For Revesz the story is positive because the courts finally
allowed policy to be more rational. But that conclusion is possible
only if one thinks that the courts rescuing the legislature from its
enactment of “bad” statutes is a good thing and that interstate
conventional pollution, itself, was not the unintended result of
national attempts to make localities have “better” environments.
Bank Credit Supply and
the Great Recession
“Do Credit Market Shocks Affect the Real Economy? Quasi-Experimental Evidence from the Great Recession and ‘Normal’ Economic
Times,” by Michael Greenstone, Alexandre Mas, and Hoai-Luu
Nguyen. November 2014. NBER #20704.
B
en Bernanke’s work on the causes of the Great Depression
concluded that bank failures were an important contributor to the Depression’s length and depth. According to his
research, lending was highly localized and the supply of credit to
businesses was reduced by local bank failure.
Small firms, which are more reliant on bank lending, suffered disproportionate employment losses during the 2007–2009
“Great Recession.” Mindful of his findings on the Depression,
Bernanke and Alan Krueger have both suggested that impaired
bank credit markets were a major cause of overall employment
losses in the recent recession. Hence, the Bernanke-led Federal
Reserve implemented various direct lending programs to financial
institutions to “fix” impaired credit markets for firms.
Despite the emergence of a national banking market in recent
decades, small businesses still rely heavily on local lenders. The
median distance between firms and lenders is only about three
miles and only 14.5 percent of firms borrow from a lender located
more than 30 miles from the firms’ headquarters.
During the last recession, banks reduced their lending to
small businesses in widely varying degrees.

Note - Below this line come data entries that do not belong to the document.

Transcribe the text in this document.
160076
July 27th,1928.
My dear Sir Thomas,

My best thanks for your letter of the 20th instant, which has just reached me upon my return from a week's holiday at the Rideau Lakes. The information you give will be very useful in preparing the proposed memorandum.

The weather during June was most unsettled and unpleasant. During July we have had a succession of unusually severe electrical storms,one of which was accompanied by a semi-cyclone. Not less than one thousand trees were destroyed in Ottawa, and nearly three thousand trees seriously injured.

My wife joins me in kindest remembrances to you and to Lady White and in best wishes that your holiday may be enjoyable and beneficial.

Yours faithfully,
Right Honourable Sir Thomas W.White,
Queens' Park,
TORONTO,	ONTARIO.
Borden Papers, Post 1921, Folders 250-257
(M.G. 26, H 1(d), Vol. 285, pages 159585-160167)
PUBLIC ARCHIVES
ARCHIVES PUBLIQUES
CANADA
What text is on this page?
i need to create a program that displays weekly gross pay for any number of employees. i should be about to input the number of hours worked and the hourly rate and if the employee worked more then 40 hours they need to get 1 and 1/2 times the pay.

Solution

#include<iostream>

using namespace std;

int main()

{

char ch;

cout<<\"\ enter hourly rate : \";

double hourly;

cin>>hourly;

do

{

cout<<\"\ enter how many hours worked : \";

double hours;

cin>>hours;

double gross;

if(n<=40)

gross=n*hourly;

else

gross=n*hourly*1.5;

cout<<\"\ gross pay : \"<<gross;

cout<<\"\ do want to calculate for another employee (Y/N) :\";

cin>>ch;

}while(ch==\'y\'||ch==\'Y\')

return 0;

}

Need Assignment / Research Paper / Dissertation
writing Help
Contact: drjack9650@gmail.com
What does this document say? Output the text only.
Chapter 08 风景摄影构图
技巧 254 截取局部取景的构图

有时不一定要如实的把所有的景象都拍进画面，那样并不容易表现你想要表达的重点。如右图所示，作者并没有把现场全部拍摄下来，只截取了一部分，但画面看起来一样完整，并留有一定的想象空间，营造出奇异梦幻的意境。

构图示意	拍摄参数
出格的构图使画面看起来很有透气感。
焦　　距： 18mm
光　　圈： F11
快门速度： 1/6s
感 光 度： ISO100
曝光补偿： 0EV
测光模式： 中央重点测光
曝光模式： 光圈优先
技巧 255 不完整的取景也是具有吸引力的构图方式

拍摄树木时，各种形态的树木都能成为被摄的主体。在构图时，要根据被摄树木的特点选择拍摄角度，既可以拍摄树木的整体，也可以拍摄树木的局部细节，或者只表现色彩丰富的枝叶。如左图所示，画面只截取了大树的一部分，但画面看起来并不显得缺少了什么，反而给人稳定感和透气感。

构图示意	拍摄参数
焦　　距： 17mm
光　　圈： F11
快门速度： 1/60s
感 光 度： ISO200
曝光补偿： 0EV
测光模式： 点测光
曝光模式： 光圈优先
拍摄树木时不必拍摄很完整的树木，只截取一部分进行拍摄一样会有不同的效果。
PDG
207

For example, Citibank
reduced small business lending by 84 percent while US Bankcorp
reduced its lending by only 3 percent. Michael Greenstone, Alexandre Mas, and Hoai-Luu Nguyen exploit small firms’ reliance on
local lenders and the differential lending cutbacks among regional
banks to create a quasi-experimental research design.
They ask whether counties with more Citibank branches before
the crisis experienced a greater reduction in lending and greater
economic decline during the recession than counties with more
US Bankcorp branches. The answer is yes but the magnitude is
small. If you unrealistically consider all the lending decline to be
supply-driven rather than attributing some of it to a recessioncaused reduction in demand, then reduced lending would account
for just 0.5 percentage points of the 10 percent decline in small
business employment in the recession—about 5 percent of the
decline. If you use the upper bounds rather than the average of the
95 percent confidence intervals of the estimated effects, you can
explain 13 percent of the decline—a real but small effect. And this
is for small businesses; larger businesses with access to non-local
credit supply would be even less affected, if at all.